Image source, Getty Images

Business groups have variously described a 22-minute call with the prime minister and the Cabinet Office Minister Michael Gove as "terrible", "disappointing" and "more of a lecture".

While welcoming the fact that the government would look to set up an emergency task force to help business prepare for end of the Brexit transition period, one attendee said that it "felt like a box ticking exercise - so they can say - yep, we've spoken to business".

Another attendee told the BBC that while the PM and Michael Gove shared no information on the current status of the trade talks with the EU, it seemed Mr Gove was still hopeful a deal was still possible.

The prime minister, who left the call after 15 minutes, was reported as saying that Covid had created "too much apathy" in the business community and they "needed to get ready".

Small business groups pressed for transition vouchers for small traders to pay for their preparation which Michael Gove promised to take up with the Treasury.

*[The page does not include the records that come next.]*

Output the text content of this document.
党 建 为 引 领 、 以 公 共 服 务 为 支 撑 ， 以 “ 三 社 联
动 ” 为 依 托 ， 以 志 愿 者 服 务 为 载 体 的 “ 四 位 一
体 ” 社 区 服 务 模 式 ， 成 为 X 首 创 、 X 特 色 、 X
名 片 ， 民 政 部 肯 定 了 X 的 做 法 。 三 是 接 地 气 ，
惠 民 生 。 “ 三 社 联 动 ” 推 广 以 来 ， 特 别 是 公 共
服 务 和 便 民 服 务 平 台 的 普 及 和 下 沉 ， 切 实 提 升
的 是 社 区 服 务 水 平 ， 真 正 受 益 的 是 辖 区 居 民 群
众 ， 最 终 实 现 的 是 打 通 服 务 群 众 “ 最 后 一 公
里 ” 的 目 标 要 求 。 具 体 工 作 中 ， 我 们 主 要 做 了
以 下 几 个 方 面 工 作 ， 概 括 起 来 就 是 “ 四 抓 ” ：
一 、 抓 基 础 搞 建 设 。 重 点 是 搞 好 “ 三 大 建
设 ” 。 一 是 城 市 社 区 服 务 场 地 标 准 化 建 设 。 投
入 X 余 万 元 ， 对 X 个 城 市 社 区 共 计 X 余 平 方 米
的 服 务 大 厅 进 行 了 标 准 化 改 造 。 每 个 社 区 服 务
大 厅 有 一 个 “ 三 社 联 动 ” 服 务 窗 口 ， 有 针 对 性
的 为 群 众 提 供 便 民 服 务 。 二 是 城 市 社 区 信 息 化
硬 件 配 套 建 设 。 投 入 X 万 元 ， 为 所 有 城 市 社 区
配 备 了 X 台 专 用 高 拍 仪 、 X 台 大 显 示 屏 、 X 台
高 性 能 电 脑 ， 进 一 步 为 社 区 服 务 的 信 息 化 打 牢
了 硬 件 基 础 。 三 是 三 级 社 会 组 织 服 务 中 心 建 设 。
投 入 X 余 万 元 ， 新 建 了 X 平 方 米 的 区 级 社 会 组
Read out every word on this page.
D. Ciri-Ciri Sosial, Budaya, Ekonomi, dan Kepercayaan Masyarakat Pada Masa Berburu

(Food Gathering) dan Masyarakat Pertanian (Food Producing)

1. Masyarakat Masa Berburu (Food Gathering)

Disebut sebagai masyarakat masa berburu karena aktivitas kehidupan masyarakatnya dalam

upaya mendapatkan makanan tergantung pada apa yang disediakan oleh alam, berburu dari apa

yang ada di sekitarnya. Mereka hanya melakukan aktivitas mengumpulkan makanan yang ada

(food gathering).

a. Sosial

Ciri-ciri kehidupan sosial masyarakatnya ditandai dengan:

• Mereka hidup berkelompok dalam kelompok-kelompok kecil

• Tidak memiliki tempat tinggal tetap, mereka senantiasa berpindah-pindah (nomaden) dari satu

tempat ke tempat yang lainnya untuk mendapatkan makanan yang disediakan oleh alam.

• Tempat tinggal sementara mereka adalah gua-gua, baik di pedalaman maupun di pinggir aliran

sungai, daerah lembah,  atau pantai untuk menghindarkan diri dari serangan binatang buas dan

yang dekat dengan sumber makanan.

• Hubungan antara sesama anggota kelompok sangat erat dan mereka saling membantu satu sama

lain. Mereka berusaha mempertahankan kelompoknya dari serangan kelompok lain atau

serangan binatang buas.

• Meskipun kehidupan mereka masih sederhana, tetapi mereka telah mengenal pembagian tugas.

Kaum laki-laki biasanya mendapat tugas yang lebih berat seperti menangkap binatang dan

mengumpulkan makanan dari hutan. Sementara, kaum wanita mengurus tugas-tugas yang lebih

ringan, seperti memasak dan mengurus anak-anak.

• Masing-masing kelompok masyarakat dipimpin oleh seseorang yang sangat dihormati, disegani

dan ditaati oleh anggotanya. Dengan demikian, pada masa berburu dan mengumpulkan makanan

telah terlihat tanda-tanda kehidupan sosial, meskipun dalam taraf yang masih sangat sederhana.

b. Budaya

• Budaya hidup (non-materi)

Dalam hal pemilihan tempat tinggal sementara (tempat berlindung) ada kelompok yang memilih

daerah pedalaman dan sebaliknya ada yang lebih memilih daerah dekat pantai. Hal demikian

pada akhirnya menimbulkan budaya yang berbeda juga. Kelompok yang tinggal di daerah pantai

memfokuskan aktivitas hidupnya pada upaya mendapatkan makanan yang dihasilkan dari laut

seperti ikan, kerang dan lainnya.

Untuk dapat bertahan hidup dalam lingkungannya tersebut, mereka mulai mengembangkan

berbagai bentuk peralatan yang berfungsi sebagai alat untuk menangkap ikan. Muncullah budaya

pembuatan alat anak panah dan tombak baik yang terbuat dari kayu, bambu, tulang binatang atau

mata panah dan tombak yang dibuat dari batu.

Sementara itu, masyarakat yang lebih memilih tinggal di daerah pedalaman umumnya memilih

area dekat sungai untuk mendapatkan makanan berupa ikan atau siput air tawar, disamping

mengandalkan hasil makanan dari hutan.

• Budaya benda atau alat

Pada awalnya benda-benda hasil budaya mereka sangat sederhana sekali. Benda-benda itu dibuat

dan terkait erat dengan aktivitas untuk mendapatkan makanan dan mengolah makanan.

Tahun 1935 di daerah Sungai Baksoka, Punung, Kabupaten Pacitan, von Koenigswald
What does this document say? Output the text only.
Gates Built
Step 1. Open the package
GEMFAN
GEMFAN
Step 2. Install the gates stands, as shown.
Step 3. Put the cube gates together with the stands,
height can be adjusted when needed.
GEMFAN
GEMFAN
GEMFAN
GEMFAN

While a deal may yet be struck with the EU, many of the new processes facing UK businesses will be required deal or no deal - and the government has made that clear in the last few months.

Michael Gove ended the call by describing it as "a bit like moving house - a bit of disruption till you get used to a bigger and better house".

Business groups were largely and significantly less upbeat.

'Head in the sand'

Last week, Cabinet Office Minister Lord Agnew criticised businesses for taking a "head in the sand approach" when preparing for post-Brexit trade.

He said traders "really must engage in a more energetic way" to be ready for the end of the transition period on 31 December.

It follows claims thousands of UK businesses may need to set up an EU presence if they want to export goods to European markets, according to trade consultants Blick Rothenberg.

Both EU and UK law will require companies to "have a door to knock on" if there are any disputes over payment and compliance with customs changes that will treat the UK as if it were any other non-EU country after 1 January.

On Friday Downing Street said talks between the UK and EU over a post-Brexit trade agreement were "over", but some think the two sides can still find common ground.